Your qualifications:
- Basic familiarity with existing collaborative machine learning paradigms, preferably federated learning.
- Basic familiarity with attacks on machine learning models (all information can be found in the references).
- Advanced knowledge of machine learning and computer vision.
- Excellent programming skills in Python and PyTorch.
What we offer:
- Ability to perform cutting edge research in the field of adversarial and privacy-preserving machine learning.

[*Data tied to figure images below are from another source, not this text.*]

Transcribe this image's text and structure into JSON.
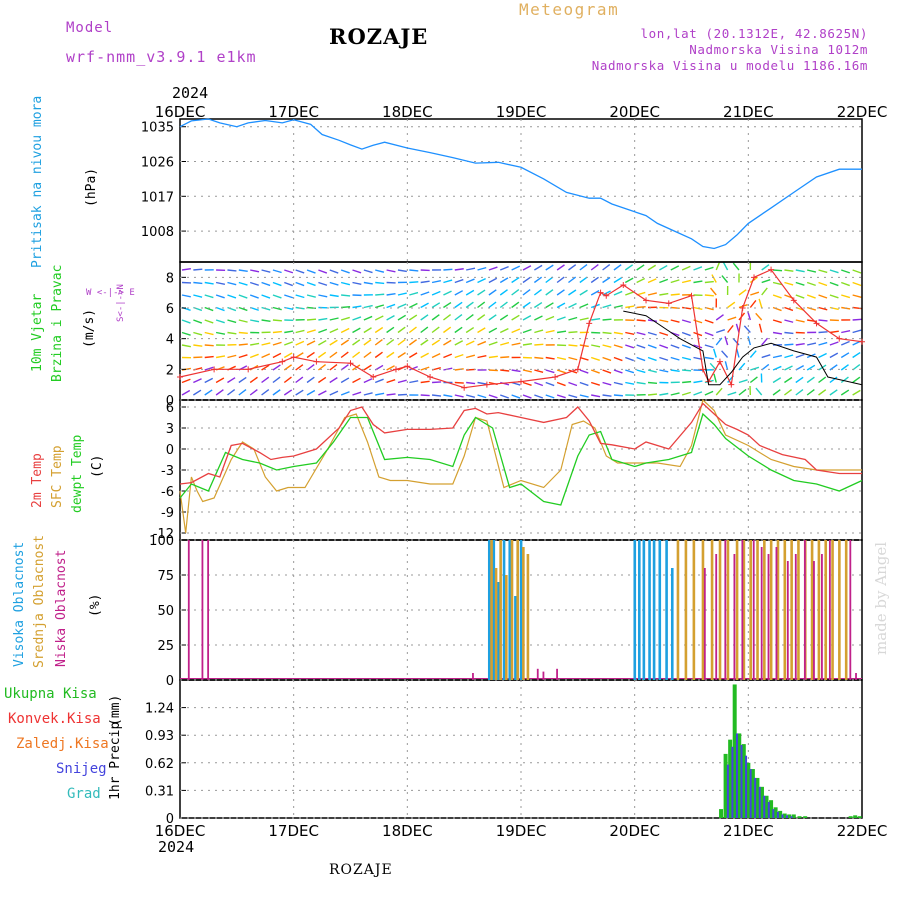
{
  "header": {
    "model_label": "Model",
    "model_name": "wrf-nmm_v3.9.1 e1km",
    "station": "ROZAJE",
    "product": "Meteogram",
    "coords": "lon,lat (20.1312E, 42.8625N)",
    "elevation": "Nadmorska Visina 1012m",
    "model_elevation": "Nadmorska Visina u modelu 1186.16m",
    "footer_station": "ROZAJE",
    "credit": "made by Angel",
    "year": "2024"
  },
  "colors": {
    "pressure": "#1e90ff",
    "t2m": "#e84040",
    "sfc": "#d4a030",
    "dew": "#22cc22",
    "high_cloud": "#1ea0e0",
    "mid_cloud": "#d4a030",
    "low_cloud": "#c0208a",
    "total_precip": "#22bb22",
    "conv_precip": "#ee3333",
    "frz_precip": "#ee7722",
    "snow": "#4444dd",
    "grad": "#33bbbb",
    "gust_line": "#ee3333",
    "wind_line": "#000000"
  },
  "x_axis": {
    "labels": [
      "16DEC",
      "17DEC",
      "18DEC",
      "19DEC",
      "20DEC",
      "21DEC",
      "22DEC"
    ],
    "days": 6
  },
  "chart_data": [
    {
      "type": "line",
      "id": "pressure",
      "ylabel_main": "Pritisak na nivou mora",
      "unit": "(hPa)",
      "yticks": [
        "1035",
        "1026",
        "1017",
        "1008"
      ],
      "ylim": [
        1000,
        1037
      ],
      "series": [
        {
          "x": [
            0,
            0.1,
            0.25,
            0.35,
            0.5,
            0.6,
            0.75,
            0.9,
            1.0,
            1.15,
            1.25,
            1.4,
            1.5,
            1.6,
            1.7,
            1.8,
            2.0,
            2.2,
            2.4,
            2.6,
            2.8,
            3.0,
            3.2,
            3.4,
            3.6,
            3.7,
            3.8,
            4.0,
            4.1,
            4.2,
            4.35,
            4.5,
            4.6,
            4.7,
            4.8,
            4.9,
            5.0,
            5.2,
            5.4,
            5.6,
            5.8,
            6.0
          ],
          "values": [
            1035,
            1036.5,
            1037,
            1036,
            1035,
            1036,
            1036.6,
            1036,
            1036.8,
            1035.6,
            1033,
            1031.5,
            1030.3,
            1029.2,
            1030.2,
            1031,
            1029.5,
            1028.3,
            1027,
            1025.6,
            1025.8,
            1024.5,
            1021.5,
            1018,
            1016.5,
            1016.5,
            1015,
            1013,
            1012,
            1010,
            1008,
            1006,
            1004,
            1003.5,
            1004.5,
            1007,
            1010,
            1014,
            1018,
            1022,
            1024,
            1024
          ]
        }
      ]
    },
    {
      "type": "scatter",
      "id": "wind",
      "ylabel_main": "10m Vjetar",
      "ylabel_sub": "Brzina i Pravac",
      "unit": "(m/s)",
      "compass": "W <-|-> E",
      "compass_ns": "S<-|->N",
      "yticks": [
        "8",
        "6",
        "4",
        "2",
        "0"
      ],
      "ylim": [
        0,
        9
      ],
      "series": [
        {
          "name": "gust",
          "x": [
            0,
            0.3,
            0.6,
            0.9,
            1.0,
            1.2,
            1.5,
            1.7,
            1.9,
            2.0,
            2.2,
            2.5,
            2.7,
            3.0,
            3.3,
            3.5,
            3.6,
            3.7,
            3.75,
            3.9,
            4.1,
            4.3,
            4.5,
            4.6,
            4.65,
            4.75,
            4.85,
            4.95,
            5.05,
            5.2,
            5.4,
            5.6,
            5.8,
            6.0
          ],
          "values": [
            1.5,
            2,
            2,
            2.5,
            2.8,
            2.5,
            2.4,
            1.5,
            2,
            2.2,
            1.5,
            0.8,
            1,
            1.2,
            1.5,
            2,
            5,
            7,
            6.8,
            7.5,
            6.5,
            6.3,
            6.8,
            2,
            1.2,
            2.5,
            1,
            6,
            8,
            8.5,
            6.5,
            5,
            4,
            3.8
          ]
        },
        {
          "name": "mean",
          "x": [
            3.9,
            4.1,
            4.3,
            4.4,
            4.6,
            4.65,
            4.75,
            4.85,
            4.95,
            5.05,
            5.2,
            5.4,
            5.6,
            5.7,
            6.0
          ],
          "values": [
            5.8,
            5.5,
            4.5,
            4,
            3.2,
            1,
            1,
            1.8,
            2.8,
            3.4,
            3.7,
            3.2,
            2.8,
            1.5,
            1
          ]
        }
      ]
    },
    {
      "type": "line",
      "id": "temperature",
      "ylabel_1": "2m Temp",
      "ylabel_2": "SFC Temp",
      "ylabel_3": "dewpt Temp",
      "unit": "(C)",
      "yticks": [
        "6",
        "3",
        "0",
        "-3",
        "-6",
        "-9",
        "-12"
      ],
      "ylim": [
        -13,
        7
      ],
      "series": [
        {
          "name": "2m Temp",
          "x": [
            0,
            0.1,
            0.25,
            0.35,
            0.45,
            0.55,
            0.7,
            0.8,
            0.9,
            1.0,
            1.2,
            1.4,
            1.5,
            1.6,
            1.7,
            1.8,
            2.0,
            2.2,
            2.4,
            2.5,
            2.6,
            2.7,
            2.8,
            3.0,
            3.2,
            3.4,
            3.5,
            3.6,
            3.7,
            3.8,
            4.0,
            4.1,
            4.3,
            4.5,
            4.6,
            4.7,
            4.8,
            4.9,
            5.0,
            5.1,
            5.3,
            5.5,
            5.6,
            5.8,
            6.0
          ],
          "values": [
            -5,
            -4.8,
            -3.5,
            -4,
            0.5,
            0.8,
            -0.5,
            -1.5,
            -1.2,
            -1,
            0,
            3,
            5.5,
            6,
            3.5,
            2.3,
            2.8,
            2.8,
            3,
            5.5,
            5.8,
            5,
            5.2,
            4.5,
            3.8,
            4.5,
            6,
            4,
            0.8,
            0.6,
            0,
            1,
            0,
            3.8,
            6.5,
            5,
            3.5,
            2.8,
            2,
            0.5,
            -0.8,
            -1.5,
            -3,
            -3.5,
            -3.5
          ]
        },
        {
          "name": "SFC Temp",
          "x": [
            0,
            0.05,
            0.1,
            0.15,
            0.2,
            0.3,
            0.45,
            0.55,
            0.65,
            0.75,
            0.85,
            0.95,
            1.1,
            1.3,
            1.45,
            1.55,
            1.65,
            1.75,
            1.85,
            2.0,
            2.2,
            2.4,
            2.5,
            2.6,
            2.7,
            2.85,
            3.0,
            3.2,
            3.35,
            3.45,
            3.55,
            3.65,
            3.75,
            3.85,
            4.0,
            4.2,
            4.4,
            4.5,
            4.6,
            4.7,
            4.8,
            5.0,
            5.2,
            5.4,
            5.6,
            5.8,
            6.0
          ],
          "values": [
            -6,
            -12,
            -4,
            -6,
            -7.5,
            -7,
            -1.5,
            1,
            0,
            -4,
            -6,
            -5.5,
            -5.5,
            0,
            4.5,
            5,
            1,
            -4,
            -4.5,
            -4.5,
            -5,
            -5,
            -1,
            4.5,
            4,
            -5.5,
            -4.5,
            -5.5,
            -3,
            3.5,
            4,
            3,
            -1,
            -2,
            -2,
            -2,
            -2.5,
            0.5,
            7,
            5.5,
            2,
            0.5,
            -1.5,
            -2.5,
            -3,
            -3,
            -3
          ]
        },
        {
          "name": "dewpt Temp",
          "x": [
            0,
            0.1,
            0.25,
            0.4,
            0.55,
            0.7,
            0.85,
            1.0,
            1.2,
            1.35,
            1.5,
            1.65,
            1.8,
            2.0,
            2.2,
            2.4,
            2.5,
            2.6,
            2.75,
            2.9,
            3.0,
            3.2,
            3.35,
            3.5,
            3.6,
            3.7,
            3.8,
            4.0,
            4.1,
            4.3,
            4.5,
            4.6,
            4.7,
            4.8,
            5.0,
            5.2,
            5.4,
            5.6,
            5.8,
            6.0
          ],
          "values": [
            -7,
            -5,
            -6,
            -0.5,
            -1.5,
            -2,
            -3,
            -2.5,
            -2,
            1,
            4.5,
            4.5,
            -1.5,
            -1.2,
            -1.5,
            -2.5,
            2,
            4.5,
            3,
            -5.5,
            -5,
            -7.5,
            -8,
            -1,
            2,
            2.5,
            -1.5,
            -2.5,
            -2,
            -1.5,
            -0.5,
            5,
            3.5,
            1.5,
            -1,
            -3,
            -4.5,
            -5,
            -6,
            -4.5
          ]
        }
      ]
    },
    {
      "type": "bar",
      "id": "clouds",
      "ylabel_1": "Visoka Oblacnost",
      "ylabel_2": "Srednja Oblacnost",
      "ylabel_3": "Niska Oblacnost",
      "unit": "(%)",
      "yticks": [
        "100",
        "75",
        "50",
        "25",
        "0"
      ],
      "ylim": [
        0,
        100
      ],
      "series": [
        {
          "name": "Visoka Oblacnost",
          "x": [
            2.72,
            2.76,
            2.8,
            2.85,
            2.9,
            2.95,
            3.0,
            4.0,
            4.04,
            4.08,
            4.13,
            4.17,
            4.22,
            4.28,
            4.33
          ],
          "values": [
            100,
            100,
            70,
            100,
            100,
            60,
            100,
            100,
            100,
            100,
            100,
            100,
            100,
            100,
            80
          ]
        },
        {
          "name": "Srednja Oblacnost",
          "x": [
            2.74,
            2.78,
            2.82,
            2.87,
            2.92,
            2.97,
            3.02,
            3.06,
            4.38,
            4.45,
            4.52,
            4.6,
            4.68,
            4.75,
            4.82,
            4.9,
            4.96,
            5.02,
            5.08,
            5.14,
            5.2,
            5.26,
            5.32,
            5.38,
            5.44,
            5.5,
            5.56,
            5.62,
            5.68,
            5.74,
            5.8,
            5.86
          ],
          "values": [
            100,
            80,
            100,
            75,
            100,
            100,
            95,
            90,
            100,
            100,
            100,
            100,
            100,
            100,
            100,
            100,
            100,
            100,
            100,
            100,
            100,
            100,
            100,
            100,
            100,
            100,
            100,
            100,
            100,
            100,
            100,
            100
          ]
        },
        {
          "name": "Niska Oblacnost",
          "x": [
            0.08,
            0.2,
            0.25,
            2.58,
            3.15,
            3.2,
            3.32,
            4.62,
            4.72,
            4.8,
            4.88,
            4.95,
            5.05,
            5.12,
            5.18,
            5.25,
            5.35,
            5.42,
            5.5,
            5.58,
            5.65,
            5.72,
            5.9,
            5.95
          ],
          "values": [
            100,
            100,
            100,
            5,
            8,
            6,
            8,
            80,
            90,
            100,
            90,
            100,
            100,
            95,
            90,
            95,
            85,
            90,
            100,
            85,
            90,
            100,
            100,
            5
          ]
        }
      ]
    },
    {
      "type": "bar",
      "id": "precip",
      "legend": [
        "Ukupna Kisa",
        "Konvek.Kisa",
        "Zaledj.Kisa",
        "Snijeg",
        "Grad"
      ],
      "ylabel_main": "1hr Precip",
      "unit": "(mm)",
      "yticks": [
        "1.24",
        "0.93",
        "0.62",
        "0.31",
        "0"
      ],
      "ylim": [
        0,
        1.55
      ],
      "series": [
        {
          "name": "Ukupna Kisa",
          "x": [
            4.76,
            4.8,
            4.84,
            4.88,
            4.92,
            4.96,
            5.0,
            5.04,
            5.08,
            5.12,
            5.16,
            5.2,
            5.24,
            5.28,
            5.32,
            5.36,
            5.4,
            5.45,
            5.5,
            5.9,
            5.94,
            5.98
          ],
          "values": [
            0.1,
            0.72,
            0.88,
            1.5,
            0.95,
            0.83,
            0.62,
            0.55,
            0.45,
            0.35,
            0.25,
            0.2,
            0.12,
            0.08,
            0.05,
            0.04,
            0.04,
            0.02,
            0.02,
            0.02,
            0.03,
            0.02
          ]
        },
        {
          "name": "Snijeg",
          "x": [
            4.82,
            4.86,
            4.9,
            4.94,
            4.98,
            5.02,
            5.06,
            5.1,
            5.14,
            5.18,
            5.22,
            5.26,
            5.3,
            5.34,
            5.38
          ],
          "values": [
            0.6,
            0.8,
            0.95,
            0.82,
            0.7,
            0.55,
            0.45,
            0.35,
            0.25,
            0.18,
            0.1,
            0.07,
            0.04,
            0.03,
            0.02
          ]
        }
      ]
    }
  ]
}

- Closely working and collaborating with a team of experts in privacy-preserving machine learning, deep learning and medical image analysis.
- This project is targeting publication at leading privacy and security conferences/journals (e.g. PETS)
References
[1] Usynin, Dmitrii, et al. “Adversarial interference and its mitigations in privacy-preserving collaborative machine learning.” Nature Machine Intelligence 3.9 (2021): 749-758.
[2] Usynin, Dmitrii, et al. “Distributed Machine Learning and the Semblance of Trust.” arXiv preprint arXiv:2112.11040 (2021).
[3] Shokri, Reza, et al. “Membership inference attacks against machine learning models.” 2017 IEEE Symposium on Security and Privacy (SP). IEEE, 2017.
[4] Bagdasaryan, Eugene, et al. “How to backdoor federated learning.” International Conference on Artificial Intelligence and Statistics. PMLR, 2020.